Fargo stared at the empty sockets where the man’s eyes used to be and didn’t say anything.
“I know what you’re thinkin’,” the old prospector said. “But it’s worth it.”
“It’s worth your eyes?”
“To have more money than a body knows what to do with? To live high on the hog?” Pederson nodded and smiled. “What else matters?”
“A sunrise over the prairie,” Fargo said. “A high-country lake at sunset.”
“What the hell are you? One of them poets?”
“A scout.”
“Ah,” Pederson said. “A gent who always has to see what’s over the next ridge.”
“That pretty much pegs me,” Fargo admitted, and cut through a loop.
“What pegs me is gold,” Pederson said. “More than silver. More than anything.” Wincing, he lowered his arms and commenced to rub his wrists. They were raw and bleeding and would need doctoring, too.
Fargo turned to the rope around the left ankle. The Apaches hadn’t bothered to strip off the old man’s boots so he could cut without having to worry about hurting the old man.
“Yes, sir,” Pederson said. “Red Dog might think he got the better of me. But I’ll show him.”
“You should take it easy,” Fargo suggested.
“Why? Because I lost my eyes? I ain’t goin’ to let a little thing like that stop me.”

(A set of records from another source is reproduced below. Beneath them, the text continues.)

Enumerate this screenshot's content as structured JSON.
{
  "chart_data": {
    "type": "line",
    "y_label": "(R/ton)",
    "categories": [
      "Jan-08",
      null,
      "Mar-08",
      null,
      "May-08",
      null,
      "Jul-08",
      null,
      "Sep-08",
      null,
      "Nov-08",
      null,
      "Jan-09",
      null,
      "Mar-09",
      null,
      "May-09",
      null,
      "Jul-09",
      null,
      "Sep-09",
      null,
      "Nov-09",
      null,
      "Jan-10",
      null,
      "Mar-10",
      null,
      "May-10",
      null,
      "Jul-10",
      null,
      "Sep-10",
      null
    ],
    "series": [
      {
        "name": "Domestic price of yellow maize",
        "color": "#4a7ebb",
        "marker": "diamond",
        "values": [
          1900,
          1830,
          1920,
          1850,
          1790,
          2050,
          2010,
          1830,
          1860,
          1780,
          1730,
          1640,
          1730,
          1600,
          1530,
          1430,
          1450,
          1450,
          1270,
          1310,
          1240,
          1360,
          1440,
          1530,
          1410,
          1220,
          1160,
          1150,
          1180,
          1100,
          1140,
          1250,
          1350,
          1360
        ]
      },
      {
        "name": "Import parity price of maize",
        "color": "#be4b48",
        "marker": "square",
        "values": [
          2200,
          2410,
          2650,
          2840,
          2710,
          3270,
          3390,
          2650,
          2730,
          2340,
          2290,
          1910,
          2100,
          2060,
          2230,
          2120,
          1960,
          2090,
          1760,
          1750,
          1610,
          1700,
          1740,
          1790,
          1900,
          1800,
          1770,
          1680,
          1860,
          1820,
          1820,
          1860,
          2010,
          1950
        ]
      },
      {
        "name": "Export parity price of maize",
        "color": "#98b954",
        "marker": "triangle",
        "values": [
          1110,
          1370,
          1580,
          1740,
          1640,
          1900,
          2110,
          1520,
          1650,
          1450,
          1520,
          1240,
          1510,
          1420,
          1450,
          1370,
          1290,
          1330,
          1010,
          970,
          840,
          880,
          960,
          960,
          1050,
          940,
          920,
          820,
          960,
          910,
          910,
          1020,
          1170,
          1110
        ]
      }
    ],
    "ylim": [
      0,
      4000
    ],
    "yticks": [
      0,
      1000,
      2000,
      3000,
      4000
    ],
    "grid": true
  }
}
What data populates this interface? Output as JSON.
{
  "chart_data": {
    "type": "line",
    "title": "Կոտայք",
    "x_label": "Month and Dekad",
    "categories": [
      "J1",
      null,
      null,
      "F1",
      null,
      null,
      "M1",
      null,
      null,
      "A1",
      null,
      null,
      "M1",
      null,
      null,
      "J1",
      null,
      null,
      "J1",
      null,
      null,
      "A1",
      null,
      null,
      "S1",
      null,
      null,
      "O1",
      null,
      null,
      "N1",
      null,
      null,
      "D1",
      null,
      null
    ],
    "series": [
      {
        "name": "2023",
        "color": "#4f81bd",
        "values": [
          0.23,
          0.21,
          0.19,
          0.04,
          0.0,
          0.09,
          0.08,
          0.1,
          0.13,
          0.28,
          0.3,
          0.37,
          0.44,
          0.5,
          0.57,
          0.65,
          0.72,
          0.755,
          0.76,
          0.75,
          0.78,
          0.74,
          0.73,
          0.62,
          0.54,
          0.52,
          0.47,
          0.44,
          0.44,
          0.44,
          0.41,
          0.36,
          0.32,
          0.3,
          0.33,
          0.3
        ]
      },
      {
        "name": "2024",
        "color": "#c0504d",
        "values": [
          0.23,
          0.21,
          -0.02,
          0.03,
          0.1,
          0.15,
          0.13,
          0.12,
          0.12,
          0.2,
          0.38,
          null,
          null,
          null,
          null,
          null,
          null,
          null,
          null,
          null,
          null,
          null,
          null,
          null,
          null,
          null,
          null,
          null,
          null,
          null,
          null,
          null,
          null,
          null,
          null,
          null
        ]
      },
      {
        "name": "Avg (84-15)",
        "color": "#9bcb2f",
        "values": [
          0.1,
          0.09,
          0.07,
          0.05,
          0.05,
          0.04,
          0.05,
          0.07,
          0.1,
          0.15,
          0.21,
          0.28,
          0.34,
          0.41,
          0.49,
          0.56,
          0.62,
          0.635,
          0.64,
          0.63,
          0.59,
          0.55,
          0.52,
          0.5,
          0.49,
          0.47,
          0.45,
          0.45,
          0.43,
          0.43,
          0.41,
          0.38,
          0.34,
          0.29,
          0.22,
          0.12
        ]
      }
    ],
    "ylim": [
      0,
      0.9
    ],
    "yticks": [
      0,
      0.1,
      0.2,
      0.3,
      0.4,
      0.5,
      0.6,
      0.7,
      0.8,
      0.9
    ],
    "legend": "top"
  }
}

Fargo almost said, “You can’t prospect blind.”
Again, as if he could read Fargo’s thoughts, the prospector said, “I’m not licked. I can have others be my eyes for me.”
“There aren’t many who will come into Apache country,” Fargo mentioned.
“It only takes a couple,” Pederson said, and chuckled as if at a private joke.
Fargo wondered if maybe the old man’s mind had been affected. It would explain how he was taking the loss so calmly.
“Yes, sir,” Pederson said. “I know just the pair to help me. I’m already cookin’ up a way to have the last laugh on Red Dog.”
The reminder made Fargo look up. He’d taken his eyes off the boulders.
Not twenty feet away a swarthy Apache had risen from behind a boulder and was drawing back a bow string with an arrow nocked to fly.